El gobierno interviene para salvar a los bancos de su propia estupidez. Para hacerlo, echa mano de lo que tiene: es decir, el dinero de los impuestos o la maquinita de imprimir dólares. Entonces ocurre algo raro: los capitalistas que gritaban a voz en cuello cuando Obama proponía redistribuir un poco de riqueza, no dicen ni pío cuando Obama redistribuye los costos de la burbuja financiera. Bancos enteros son en la práctica cuasi socializados, y nadie se sorprende ni exige que se les deje quebrar porque así es el capitalismo, que castiga a los ineficientes y a los torpes.

Y así, el mensaje moral de Benjamin Franklin y los protestantes del medioevo termina de irse al basurero de la historia. Los que vivieron dentro de sus límites y no compraron una casa que no podían pagar, pagan con sus impuestos para que los que especularon no pierdan todo. Los bancos que especularon se salvan y los brokers que animaron a la gente a especular son rescatados por el gobierno y reciben jugosos bonos de productividad. Si la especulación se llama hoy inversión, ¿por qué no llamar a la quiebra productividad?

Cuando Merryl Lynch se hundió el año pasado, le di una mirada a mi pensión, y pasé casi todo o que estaba en acciones a bonos. Hace un mes, cuando la bolsa había caído a la mitad de lo que había sido durante la burbuja, volví a dejar las cosas como estaban. Igual, he perdido un montón de lo que he aportado. Por suerte, no me voy a retirar mañana. Pero ¿y los que sí se retiran mañana? ¿y los que confiaron en sus bancos o sus fondos de pensiones, que les dijeron que inviertan con seguridad?

En resumen, no tengo casa ni acciones, pero pago con mis impuestos para que los que especularon en casas y acciones mantengan ambas y sigan ganando varios cientos de veces más de lo que yo gano por el mérito de hundir sus compañías. La lección moral es clara: fui un tonto. Aprendí de la gente equivocada. Uno no puede ir por la vida admirando al abuelo, la tía y el cura.

Por supuesto, bromeo. Lo que ocurre ha causado una indignación a la vez masiva y sana, y un retorno a los valores de abuelo, tía y cura. En la televisión, el comediante Jon Stewart hace trizas a la cadena CNBC por hacer de la economía un entretenimiento y vender la idea de la especulación como forma de vida. El “New York Post”, diario de 25 centavos, publica una primera plana devastadora el día que nos enteramos que los sinvergüenzas de la aseguradora AIG se pagan bonos millonarios con nuestros impuestos: “¡No tan rápido, cabrones avarientos!” Cuando un periódico de Nueva Cork insulta banqueros en plena carátula, algo muy profundo ocurre. De pronto, el socialismo europeo no parece tan mala idea, y los paraísos financieros parecen un error de juventud. La gente corta sus tarjetas de crédito, los chicos empiezan a usar alcancías y se reconsidera el viejo arte de hacer buenas sillas.

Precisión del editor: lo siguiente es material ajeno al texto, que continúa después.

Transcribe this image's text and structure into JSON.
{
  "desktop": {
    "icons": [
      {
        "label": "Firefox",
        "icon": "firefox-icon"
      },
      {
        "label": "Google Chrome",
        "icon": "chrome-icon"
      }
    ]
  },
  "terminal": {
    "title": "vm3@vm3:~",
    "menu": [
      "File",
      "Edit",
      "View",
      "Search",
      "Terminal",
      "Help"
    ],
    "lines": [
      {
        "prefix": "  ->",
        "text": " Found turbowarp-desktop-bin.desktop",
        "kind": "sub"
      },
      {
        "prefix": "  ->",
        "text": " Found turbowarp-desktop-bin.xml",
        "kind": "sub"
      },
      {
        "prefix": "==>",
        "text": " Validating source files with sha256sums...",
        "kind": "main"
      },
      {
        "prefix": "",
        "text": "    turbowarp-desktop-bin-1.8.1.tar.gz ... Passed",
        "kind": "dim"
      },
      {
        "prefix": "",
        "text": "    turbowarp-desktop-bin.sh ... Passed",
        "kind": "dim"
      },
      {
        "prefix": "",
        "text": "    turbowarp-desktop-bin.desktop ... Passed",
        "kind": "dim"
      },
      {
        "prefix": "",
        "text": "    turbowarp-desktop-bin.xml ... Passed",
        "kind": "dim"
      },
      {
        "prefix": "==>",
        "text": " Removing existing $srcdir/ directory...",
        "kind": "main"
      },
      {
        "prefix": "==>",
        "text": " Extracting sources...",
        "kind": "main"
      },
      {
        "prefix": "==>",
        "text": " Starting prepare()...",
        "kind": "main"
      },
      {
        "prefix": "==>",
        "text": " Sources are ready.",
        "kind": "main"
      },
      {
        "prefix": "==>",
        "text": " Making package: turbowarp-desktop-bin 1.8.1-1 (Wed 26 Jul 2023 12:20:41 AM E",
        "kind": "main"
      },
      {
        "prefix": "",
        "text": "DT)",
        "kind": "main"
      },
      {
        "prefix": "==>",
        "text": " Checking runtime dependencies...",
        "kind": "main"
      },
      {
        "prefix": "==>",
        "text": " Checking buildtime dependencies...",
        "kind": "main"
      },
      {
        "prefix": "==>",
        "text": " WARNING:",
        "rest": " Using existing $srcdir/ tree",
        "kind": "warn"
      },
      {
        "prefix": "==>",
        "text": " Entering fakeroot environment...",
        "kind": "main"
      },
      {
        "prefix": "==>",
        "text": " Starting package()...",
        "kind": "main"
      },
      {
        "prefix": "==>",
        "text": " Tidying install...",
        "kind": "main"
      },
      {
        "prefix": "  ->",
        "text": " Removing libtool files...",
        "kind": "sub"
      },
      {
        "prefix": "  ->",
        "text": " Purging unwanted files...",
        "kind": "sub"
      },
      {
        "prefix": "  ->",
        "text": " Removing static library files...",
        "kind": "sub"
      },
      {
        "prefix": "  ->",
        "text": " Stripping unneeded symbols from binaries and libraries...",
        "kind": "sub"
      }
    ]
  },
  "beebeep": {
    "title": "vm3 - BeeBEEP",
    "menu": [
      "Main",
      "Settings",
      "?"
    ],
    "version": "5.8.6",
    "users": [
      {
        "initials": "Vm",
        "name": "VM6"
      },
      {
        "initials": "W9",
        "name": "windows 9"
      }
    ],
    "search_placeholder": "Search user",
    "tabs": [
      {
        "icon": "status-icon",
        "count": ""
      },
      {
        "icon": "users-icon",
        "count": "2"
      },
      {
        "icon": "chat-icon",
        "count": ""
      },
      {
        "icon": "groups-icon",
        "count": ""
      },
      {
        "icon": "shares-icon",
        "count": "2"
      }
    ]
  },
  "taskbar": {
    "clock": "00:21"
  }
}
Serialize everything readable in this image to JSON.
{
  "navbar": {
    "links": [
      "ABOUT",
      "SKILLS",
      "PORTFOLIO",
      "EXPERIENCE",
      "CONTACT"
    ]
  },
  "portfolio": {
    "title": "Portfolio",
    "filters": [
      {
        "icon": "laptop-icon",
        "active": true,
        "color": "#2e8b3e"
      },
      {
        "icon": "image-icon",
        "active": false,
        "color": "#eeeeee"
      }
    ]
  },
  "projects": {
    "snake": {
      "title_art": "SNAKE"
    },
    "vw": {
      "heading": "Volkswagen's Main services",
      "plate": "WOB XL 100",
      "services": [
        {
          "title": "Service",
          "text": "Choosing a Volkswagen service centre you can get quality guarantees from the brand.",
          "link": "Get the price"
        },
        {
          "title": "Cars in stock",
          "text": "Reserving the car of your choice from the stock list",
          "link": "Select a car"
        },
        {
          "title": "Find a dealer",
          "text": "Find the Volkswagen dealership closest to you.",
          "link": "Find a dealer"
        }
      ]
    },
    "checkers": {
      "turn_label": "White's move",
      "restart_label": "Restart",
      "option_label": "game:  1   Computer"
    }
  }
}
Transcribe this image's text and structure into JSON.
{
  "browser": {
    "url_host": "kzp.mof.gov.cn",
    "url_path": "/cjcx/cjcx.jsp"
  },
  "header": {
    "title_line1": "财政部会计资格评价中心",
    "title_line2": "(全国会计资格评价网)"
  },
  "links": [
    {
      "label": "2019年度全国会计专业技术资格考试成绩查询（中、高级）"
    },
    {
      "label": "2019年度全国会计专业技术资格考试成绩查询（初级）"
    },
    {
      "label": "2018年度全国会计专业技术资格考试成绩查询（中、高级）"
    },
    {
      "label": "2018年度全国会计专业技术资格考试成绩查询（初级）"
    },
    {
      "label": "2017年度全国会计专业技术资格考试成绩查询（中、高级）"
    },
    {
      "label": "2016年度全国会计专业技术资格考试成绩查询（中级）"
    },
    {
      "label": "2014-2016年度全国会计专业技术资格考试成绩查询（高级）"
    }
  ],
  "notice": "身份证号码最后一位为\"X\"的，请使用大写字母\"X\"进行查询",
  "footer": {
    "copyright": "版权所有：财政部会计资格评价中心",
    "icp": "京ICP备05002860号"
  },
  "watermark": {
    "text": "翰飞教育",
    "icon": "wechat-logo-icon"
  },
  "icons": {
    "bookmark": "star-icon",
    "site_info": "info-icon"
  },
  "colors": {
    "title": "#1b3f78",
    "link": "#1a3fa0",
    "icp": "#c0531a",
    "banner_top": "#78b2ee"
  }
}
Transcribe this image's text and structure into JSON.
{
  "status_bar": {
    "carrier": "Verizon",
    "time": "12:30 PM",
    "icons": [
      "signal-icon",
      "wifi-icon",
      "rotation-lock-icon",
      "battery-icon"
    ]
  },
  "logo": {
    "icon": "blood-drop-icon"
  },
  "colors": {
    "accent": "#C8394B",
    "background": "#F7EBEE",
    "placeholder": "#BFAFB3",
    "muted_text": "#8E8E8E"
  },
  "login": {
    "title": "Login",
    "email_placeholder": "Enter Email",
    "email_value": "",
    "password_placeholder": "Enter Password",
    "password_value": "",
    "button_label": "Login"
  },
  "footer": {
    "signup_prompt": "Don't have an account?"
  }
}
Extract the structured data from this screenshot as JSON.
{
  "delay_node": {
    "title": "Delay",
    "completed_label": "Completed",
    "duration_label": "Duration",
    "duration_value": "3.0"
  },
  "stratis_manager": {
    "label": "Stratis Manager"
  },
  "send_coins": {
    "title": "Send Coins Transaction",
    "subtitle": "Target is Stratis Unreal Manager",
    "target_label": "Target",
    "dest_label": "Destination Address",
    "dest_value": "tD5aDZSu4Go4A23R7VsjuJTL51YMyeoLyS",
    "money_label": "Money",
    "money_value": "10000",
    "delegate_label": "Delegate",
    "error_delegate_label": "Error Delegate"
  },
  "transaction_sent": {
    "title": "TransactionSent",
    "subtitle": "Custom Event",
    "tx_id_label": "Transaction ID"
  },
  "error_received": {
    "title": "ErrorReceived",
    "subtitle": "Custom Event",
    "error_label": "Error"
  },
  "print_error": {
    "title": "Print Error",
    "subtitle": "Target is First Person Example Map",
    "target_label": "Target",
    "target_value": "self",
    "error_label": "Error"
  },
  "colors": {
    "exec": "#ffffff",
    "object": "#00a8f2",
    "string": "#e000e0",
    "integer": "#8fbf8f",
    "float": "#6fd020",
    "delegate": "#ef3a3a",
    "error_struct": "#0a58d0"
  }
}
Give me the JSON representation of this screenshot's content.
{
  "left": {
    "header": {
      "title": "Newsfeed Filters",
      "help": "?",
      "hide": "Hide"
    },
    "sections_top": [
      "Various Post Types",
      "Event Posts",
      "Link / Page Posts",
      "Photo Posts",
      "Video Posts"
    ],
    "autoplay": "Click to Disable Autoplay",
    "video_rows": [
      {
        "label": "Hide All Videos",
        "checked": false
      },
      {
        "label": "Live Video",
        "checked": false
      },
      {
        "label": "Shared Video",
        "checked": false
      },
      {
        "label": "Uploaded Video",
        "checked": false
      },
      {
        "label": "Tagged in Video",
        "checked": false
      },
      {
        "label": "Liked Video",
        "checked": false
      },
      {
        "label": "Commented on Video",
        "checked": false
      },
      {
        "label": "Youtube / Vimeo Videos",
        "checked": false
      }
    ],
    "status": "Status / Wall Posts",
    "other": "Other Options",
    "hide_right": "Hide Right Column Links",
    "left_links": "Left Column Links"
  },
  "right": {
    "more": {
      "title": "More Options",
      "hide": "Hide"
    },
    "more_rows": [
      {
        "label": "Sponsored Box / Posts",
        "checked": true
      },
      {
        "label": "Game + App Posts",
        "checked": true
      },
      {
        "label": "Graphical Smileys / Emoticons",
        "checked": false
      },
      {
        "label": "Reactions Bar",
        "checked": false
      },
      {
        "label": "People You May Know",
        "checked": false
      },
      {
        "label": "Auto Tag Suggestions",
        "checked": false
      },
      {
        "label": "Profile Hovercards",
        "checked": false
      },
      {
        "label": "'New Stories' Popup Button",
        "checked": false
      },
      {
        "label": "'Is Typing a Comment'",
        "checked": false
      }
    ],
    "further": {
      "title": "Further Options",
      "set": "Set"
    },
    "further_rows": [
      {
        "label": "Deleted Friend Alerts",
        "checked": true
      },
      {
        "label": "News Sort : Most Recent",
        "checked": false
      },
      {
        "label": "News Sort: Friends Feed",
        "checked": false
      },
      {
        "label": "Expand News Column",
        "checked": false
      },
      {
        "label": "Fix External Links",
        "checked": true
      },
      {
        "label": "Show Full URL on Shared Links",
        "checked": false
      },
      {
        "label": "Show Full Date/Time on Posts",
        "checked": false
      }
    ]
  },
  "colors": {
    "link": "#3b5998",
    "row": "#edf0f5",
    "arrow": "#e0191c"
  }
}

En la indignación actual, que surge de la sorpresa ante el pozo sin fondo del capitalismo avanzado, puede que germine una transformación profunda de actitudes. Son pocos los que se atreven a decir que el problema de la economía es el inmigrante que quiere trabajar con sus manos; están en el descrédito quienes opinan que hay que hacer trizas la naturaleza para ganar un dólar extra y los que hicieron fortunas con el riesgo y la desgracia ajena son unos parias. Tal vez, sólo tal vez, haya posibilidad de que –después de todo- los capitalistas de mi niñez hayan tenido razón.